İslam tarihinde hem rütbe sahibi bir subay hem de şeyh olan (Devrinin Gavsu'l Âzam'ı) ikinci bir örnek gösteremezsiniz. Bendeniz torunu, Es- Seyyid Osman Nuri Ölmeztoprak, (kölesi) O Yüce Sultan'ın maneviyatını anlatmam ve bunları izah etmem mümkün değil; çünkü o Şah'ı anlatmak için onun makamına çıkmak lazım.
Efendi Hazretleri Erzurum şehir merkezine indiğinde, amansız hastalığı olan insanlara duasıyla şifa vesilesi olmuştur.
Böylesi çaresiz hastalıklar, bugün de mevcuttur ve modern tıp çare bulamamaktadır. (felç, akıl hastalığı delilik, kanser, alaca vs.) Felç hastalarına, sadece euzü besmele çekip yüzüne üfürmesiyle anında şifa bulup Allah’ın izniyle ayağa kalktıklarına (Türkiye'de yaşadığı bütün şehirlerde) inanan inanmayan binlerce insan şahit olmuştur.
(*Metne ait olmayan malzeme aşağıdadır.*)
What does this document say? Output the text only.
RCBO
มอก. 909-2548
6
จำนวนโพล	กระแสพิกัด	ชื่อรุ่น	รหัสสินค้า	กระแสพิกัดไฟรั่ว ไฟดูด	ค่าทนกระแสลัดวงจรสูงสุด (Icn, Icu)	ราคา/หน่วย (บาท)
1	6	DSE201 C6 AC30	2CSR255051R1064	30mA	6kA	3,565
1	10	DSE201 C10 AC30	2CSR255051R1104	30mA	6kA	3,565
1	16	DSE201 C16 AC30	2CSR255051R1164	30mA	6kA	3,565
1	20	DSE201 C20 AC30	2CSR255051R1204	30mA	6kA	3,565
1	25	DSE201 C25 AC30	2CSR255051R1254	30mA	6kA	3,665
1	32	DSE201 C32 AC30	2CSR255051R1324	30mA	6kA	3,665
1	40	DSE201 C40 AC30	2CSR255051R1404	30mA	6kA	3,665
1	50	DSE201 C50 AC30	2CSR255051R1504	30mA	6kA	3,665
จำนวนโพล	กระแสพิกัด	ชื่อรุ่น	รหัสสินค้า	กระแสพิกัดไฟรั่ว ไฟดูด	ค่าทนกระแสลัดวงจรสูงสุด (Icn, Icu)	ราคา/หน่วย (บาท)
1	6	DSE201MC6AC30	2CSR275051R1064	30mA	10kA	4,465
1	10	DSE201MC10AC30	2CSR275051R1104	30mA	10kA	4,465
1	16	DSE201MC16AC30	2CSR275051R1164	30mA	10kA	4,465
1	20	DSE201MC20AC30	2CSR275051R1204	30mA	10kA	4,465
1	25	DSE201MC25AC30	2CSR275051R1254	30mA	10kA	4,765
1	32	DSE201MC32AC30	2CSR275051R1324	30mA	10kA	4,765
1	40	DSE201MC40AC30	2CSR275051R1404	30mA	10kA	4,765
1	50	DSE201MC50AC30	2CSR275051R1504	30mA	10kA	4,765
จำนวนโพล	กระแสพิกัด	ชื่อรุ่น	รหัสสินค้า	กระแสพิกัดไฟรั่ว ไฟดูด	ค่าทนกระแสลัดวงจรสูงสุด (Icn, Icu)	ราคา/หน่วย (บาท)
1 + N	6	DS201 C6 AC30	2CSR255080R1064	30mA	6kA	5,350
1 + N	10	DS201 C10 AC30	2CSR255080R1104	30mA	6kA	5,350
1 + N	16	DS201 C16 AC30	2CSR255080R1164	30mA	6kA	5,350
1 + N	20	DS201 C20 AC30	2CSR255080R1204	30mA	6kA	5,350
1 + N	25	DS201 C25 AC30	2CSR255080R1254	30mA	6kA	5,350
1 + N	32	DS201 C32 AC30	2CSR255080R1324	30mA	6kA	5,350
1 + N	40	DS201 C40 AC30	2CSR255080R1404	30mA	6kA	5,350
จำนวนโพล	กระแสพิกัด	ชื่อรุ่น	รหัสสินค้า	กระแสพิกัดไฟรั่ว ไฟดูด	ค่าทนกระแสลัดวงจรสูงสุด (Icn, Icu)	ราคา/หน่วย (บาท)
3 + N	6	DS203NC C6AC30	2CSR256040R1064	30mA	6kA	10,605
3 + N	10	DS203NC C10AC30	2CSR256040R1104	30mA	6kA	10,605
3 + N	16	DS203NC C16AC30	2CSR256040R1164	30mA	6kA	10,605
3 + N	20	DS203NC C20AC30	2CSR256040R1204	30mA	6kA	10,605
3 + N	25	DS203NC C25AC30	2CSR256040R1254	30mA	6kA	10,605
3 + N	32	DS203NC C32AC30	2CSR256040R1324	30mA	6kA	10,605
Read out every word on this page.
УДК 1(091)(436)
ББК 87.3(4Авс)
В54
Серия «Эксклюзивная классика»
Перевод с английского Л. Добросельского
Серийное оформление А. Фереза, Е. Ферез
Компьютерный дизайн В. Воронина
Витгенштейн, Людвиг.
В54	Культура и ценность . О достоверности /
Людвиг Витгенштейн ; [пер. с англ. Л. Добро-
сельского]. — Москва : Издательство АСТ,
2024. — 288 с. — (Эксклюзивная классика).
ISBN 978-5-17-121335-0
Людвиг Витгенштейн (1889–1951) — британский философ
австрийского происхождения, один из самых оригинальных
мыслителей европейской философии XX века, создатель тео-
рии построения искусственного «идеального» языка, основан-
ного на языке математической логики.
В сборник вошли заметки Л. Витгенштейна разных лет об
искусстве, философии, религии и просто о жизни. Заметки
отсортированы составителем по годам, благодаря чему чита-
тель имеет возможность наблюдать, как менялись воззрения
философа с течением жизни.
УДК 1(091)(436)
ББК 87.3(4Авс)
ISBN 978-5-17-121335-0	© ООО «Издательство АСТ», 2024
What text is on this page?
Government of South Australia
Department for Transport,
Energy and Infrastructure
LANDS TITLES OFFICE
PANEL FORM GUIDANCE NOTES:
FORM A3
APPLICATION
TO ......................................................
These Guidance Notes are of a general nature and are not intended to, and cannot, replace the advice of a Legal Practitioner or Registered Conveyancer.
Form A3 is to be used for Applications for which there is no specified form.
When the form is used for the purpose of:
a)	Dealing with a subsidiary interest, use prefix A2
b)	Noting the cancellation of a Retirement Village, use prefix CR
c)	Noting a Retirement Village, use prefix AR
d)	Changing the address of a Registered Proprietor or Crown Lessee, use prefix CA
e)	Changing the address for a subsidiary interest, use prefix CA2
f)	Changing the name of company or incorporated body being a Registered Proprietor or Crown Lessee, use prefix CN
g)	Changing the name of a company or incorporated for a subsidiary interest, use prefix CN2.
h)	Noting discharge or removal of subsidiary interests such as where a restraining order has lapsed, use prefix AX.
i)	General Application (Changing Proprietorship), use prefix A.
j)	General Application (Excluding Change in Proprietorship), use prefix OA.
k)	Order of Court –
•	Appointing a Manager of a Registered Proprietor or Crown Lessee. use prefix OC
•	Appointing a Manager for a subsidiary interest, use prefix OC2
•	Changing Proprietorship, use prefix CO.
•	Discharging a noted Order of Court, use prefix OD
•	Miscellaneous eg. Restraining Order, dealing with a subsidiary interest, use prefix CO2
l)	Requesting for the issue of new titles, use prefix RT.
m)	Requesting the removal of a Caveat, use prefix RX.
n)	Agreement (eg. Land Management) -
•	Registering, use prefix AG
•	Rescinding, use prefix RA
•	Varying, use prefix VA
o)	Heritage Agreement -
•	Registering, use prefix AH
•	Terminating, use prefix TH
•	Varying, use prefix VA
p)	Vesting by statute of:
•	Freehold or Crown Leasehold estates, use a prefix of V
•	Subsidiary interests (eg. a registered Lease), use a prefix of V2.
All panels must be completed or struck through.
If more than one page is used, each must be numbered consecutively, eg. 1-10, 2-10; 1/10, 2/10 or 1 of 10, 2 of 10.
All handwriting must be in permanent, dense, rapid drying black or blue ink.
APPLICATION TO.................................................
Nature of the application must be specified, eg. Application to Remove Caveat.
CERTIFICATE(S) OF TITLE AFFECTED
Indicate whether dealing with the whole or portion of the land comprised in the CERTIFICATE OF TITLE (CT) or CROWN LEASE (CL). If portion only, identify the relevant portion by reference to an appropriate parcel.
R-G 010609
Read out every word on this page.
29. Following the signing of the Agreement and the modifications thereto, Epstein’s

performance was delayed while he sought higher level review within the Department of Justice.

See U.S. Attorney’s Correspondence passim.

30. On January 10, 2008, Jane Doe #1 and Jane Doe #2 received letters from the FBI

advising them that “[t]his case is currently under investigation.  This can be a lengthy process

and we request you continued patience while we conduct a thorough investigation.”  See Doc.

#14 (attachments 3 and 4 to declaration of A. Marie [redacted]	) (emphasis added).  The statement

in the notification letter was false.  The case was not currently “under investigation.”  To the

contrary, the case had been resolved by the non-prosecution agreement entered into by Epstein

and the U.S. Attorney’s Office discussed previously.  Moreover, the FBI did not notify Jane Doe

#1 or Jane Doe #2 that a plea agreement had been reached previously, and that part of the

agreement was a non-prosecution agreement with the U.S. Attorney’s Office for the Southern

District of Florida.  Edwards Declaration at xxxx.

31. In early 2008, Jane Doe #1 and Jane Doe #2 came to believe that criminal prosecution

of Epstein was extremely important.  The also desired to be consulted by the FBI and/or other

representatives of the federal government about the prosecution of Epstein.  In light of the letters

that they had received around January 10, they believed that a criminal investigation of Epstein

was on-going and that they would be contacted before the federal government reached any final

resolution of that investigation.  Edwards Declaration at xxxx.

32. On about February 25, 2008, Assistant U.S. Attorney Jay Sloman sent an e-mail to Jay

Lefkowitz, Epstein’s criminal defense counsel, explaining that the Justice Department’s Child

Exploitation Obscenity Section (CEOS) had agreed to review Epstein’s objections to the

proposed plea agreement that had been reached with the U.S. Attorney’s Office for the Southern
Yine, ölmek üzere olan kanser hastalarını biiznillah ayağa kaldırmıştır. Zincire vurulu şekilde yanına getirilen akıl hastalarını Yüce Mevla'nın lütfu keremiyle bir kaç saniye içinde iyileştirip aklıselim sahibi biri olarak evlerine dönmelerine vesile olmuştur, binlerce Anadolu insanı da buna şahit olmuştur.
Makale; Gavsul-sakaleyn Es-Seyyid Şeyh Osman Nuri Hazretlerinin torunu Es-Seyyid Osman Nuri Ölmeztoprak tarafından, Şeyh Osman Hazretlerinin oğlu Es-Seyyid Muhammed Latif Ölmeztoprak’ın nakilleriyle kaleme alınmıştır.